TÜİK’in açıkladığı verilere göre Haziran ayında enflasyonun % 1,64, yıllık enflasyonun ise % 71,60 arttığını, bağımsız araştırma şirketi ENAG’a göre ise Haziran ayında enflasyonun % 4,27, yıllık enflasyonun ise %113,08 arttığını kaydeden Çam, “Ocak ayında toplu sözleşme gereği alınan artış sadece % 15 iken, sadece Ocak, Şubat, Mart, Nisan, Mayıs ve Haziran aylarını içeren altı aylık enflasyon TÜİK’e göre % 24,72 olmuş ve alınan artış ilk üç aydan eridiği gibi memur ve emeklileri diğer ayların artışlarını cepten yemiş, Haziran enflasyonu ile birlikte alacaklı konuma gelmiştir” dedi.
“ENFLASYON FARKI AYLIK OLARAK
MAAŞLARA YANSITILMALIDIR”
Altı ayda bir alınan artışların daha ilk aylardan enflasyon altında kaldığını ve sabit gelirlilerin alım gücünün düştüğünü kaydeden Çam, açıklamasında şunları dile getirdi:
“Altı ay sonra verilen enflasyon farkı geçmiş dönemleri kapsamadığından o ana kadar oluşan farklar sabit gelirlilerin cebinden çıkmaktadır. Öncelikle yıllardır oluşan kayıplar karşılanmalı, sonrasında ise aylık olarak enflasyon kayıpları maaşlara yansıtılmalıdır.
Asgari ücretin 17 bin TL, ortalama emekli sandığı aylığının 15 bin TL, Bağkur-SSK emekli aylığının 10 bin TL ve ortalama memur maaşının 34 bin TL olduğu günümüzde sabit gelirliler ne yapsın? Ortalama memur maaşı yoksulluk sınırının neredeyse yarısına gelmiştir.
Sabit gelirlilerin artışları her daim enflasyon altında kaldığı ve enflasyon altında artışlara imza atıldığı için bu duruma gelinmiştir. 2024 enflasyon beklentisi bile % 33 iken, (güncellenerek %38'e yükseldi) göz göre göre memur ve emeklilerine %15+%10 artış verilmiş ve enflasyon altında kalmaya devam edin denilmiştir.”
“ÇALIŞANLARIN VERGİ DİLİMİ %15\'TE SABİTLENMELİDİR”

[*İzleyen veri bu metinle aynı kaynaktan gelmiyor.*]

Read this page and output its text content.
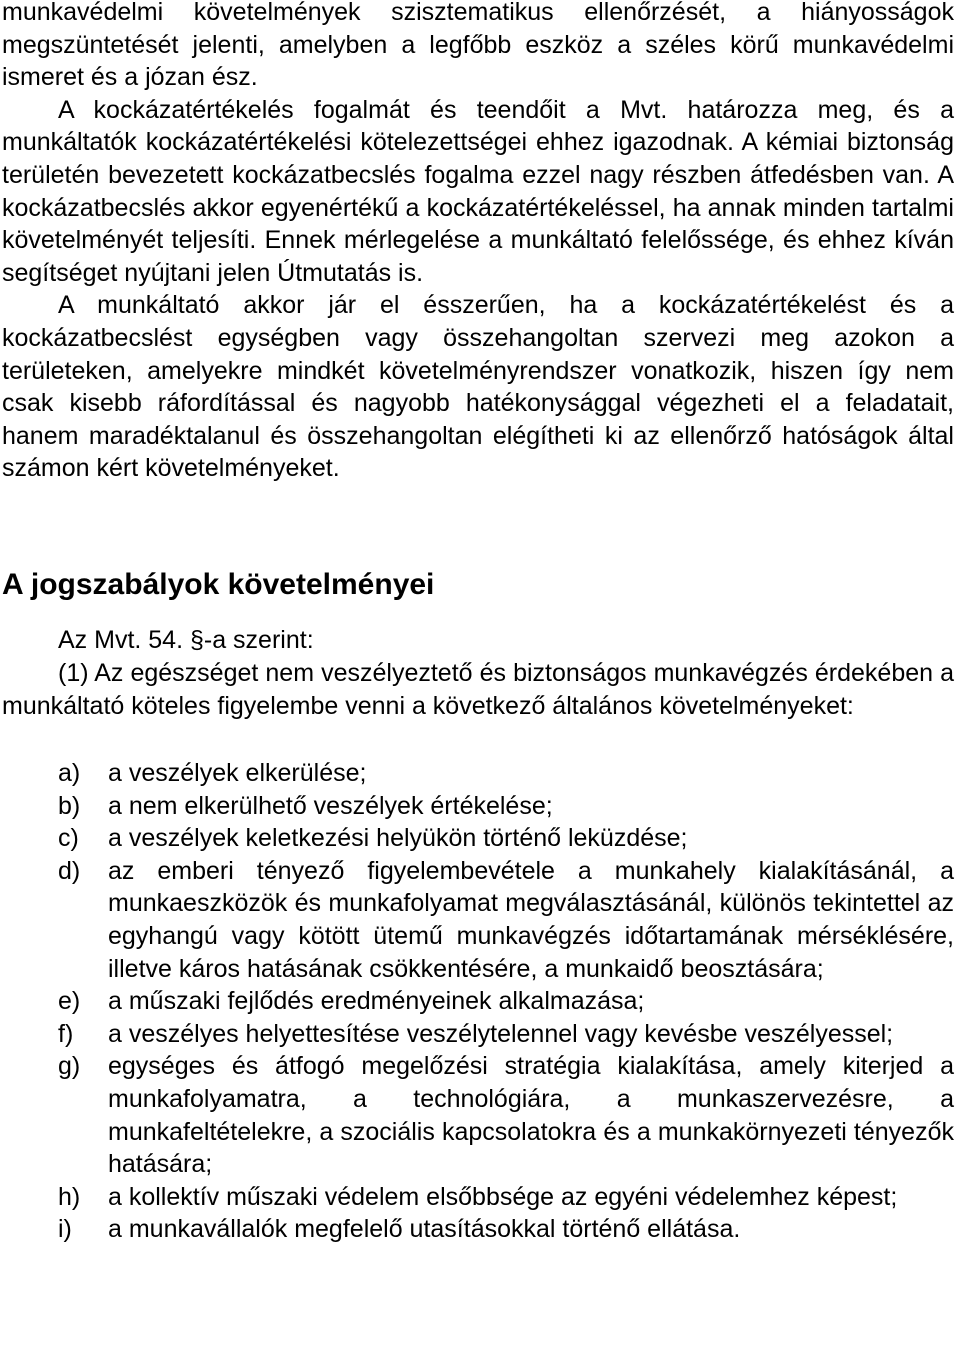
munkavédelmi követelmények szisztematikus ellenőrzését, a hiányosságok megszüntetését jelenti, amelyben a legfőbb eszköz a széles körű munkavédelmi ismeret és a józan ész.

A kockázatértékelés fogalmát és teendőit a Mvt. határozza meg, és a munkáltatók kockázatértékelési kötelezettségei ehhez igazodnak. A kémiai biztonság területén bevezetett kockázatbecslés fogalma ezzel nagy részben átfedésben van. A kockázatbecslés akkor egyenértékű a kockázatértékeléssel, ha annak minden tartalmi követelményét teljesíti. Ennek mérlegelése a munkáltató felelőssége, és ehhez kíván segítséget nyújtani jelen Útmutatás is.

A munkáltató akkor jár el ésszerűen, ha a kockázatértékelést és a kockázatbecslést egységben vagy összehangoltan szervezi meg azokon a területeken, amelyekre mindkét követelményrendszer vonatkozik, hiszen így nem csak kisebb ráfordítással és nagyobb hatékonysággal végezheti el a feladatait, hanem maradéktalanul és összehangoltan elégítheti ki az ellenőrző hatóságok által számon kért követelményeket.

A jogszabályok követelményei

Az Mvt. 54. §-a szerint:

(1) Az egészséget nem veszélyeztető és biztonságos munkavégzés érdekében a munkáltató köteles figyelembe venni a következő általános követelményeket:

a) a veszélyek elkerülése;
b) a nem elkerülhető veszélyek értékelése;
c) a veszélyek keletkezési helyükön történő leküzdése;
d) az emberi tényező figyelembevétele a munkahely kialakításánál, a munkaeszközök és munkafolyamat megválasztásánál, különös tekintettel az egyhangú vagy kötött ütemű munkavégzés időtartamának mérséklésére, illetve káros hatásának csökkentésére, a munkaidő beosztására;
e) a műszaki fejlődés eredményeinek alkalmazása;
f) a veszélyes helyettesítése veszélytelennel vagy kevésbe veszélyessel;
g) egységes és átfogó megelőzési stratégia kialakítása, amely kiterjed a munkafolyamatra, a technológiára, a munkaszervezésre, a munkafeltételekre, a szociális kapcsolatokra és a munkakörnyezeti tényezők hatására;
h) a kollektív műszaki védelem elsőbbsége az egyéni védelemhez képest;
i) a munkavállalók megfelelő utasításokkal történő ellátása.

“Yıllardır enflasyon altında maaş zammı alan memurların en büyük sorunlarından biri de vergi yükünün yüksek olmasıdır. Tüm memur, emekli ve diğer çalışanların maaşlarından gelir vergisi oranında kesintiler peşin yapılmaktadır.
Memurlar özellikle yılın ikinci yarısında alınan zammı zaten görememekte, yılın ikinci yarısına doğru vergi dilimine girilmektedir. Yani verilen zam zaten kepçeyle geri alınmaktadır.
Bu nedenledir ki vergi dilim oranları kamu görevlileri için%15’te sabitlenmelidir.”
“MEMUR VE EMEKLİLERE REFAH PAYI ŞARTTIR”
“Yıllardır memur ve emeklilerin almış oldukları artışlar TÜİK enflasyonunun altında kalmış, altı ay sonra enflasyon farkı ile TÜİK verileri kadar artış yapılmıştır. Bu da demek oluyor ki aslında memur ve emeklilerin ücretleri yerinde saymış, hiçbir zam alınamamıştır. Bilinmelidir ki enflasyon kadar artış sıfır zamdır. Kaldı ki TÜİK enflasyonu kadar yapılan artış ise alım gücünü düşüren eksi zamdır.
Temmuz ayında verilecek olan % 10'luk artış + enflasyon farkı sabit gelirlilerin ücretini artırmayacaktır. Alım gücünü artırmak için enflasyonun üzerinde refah payı şarttır.”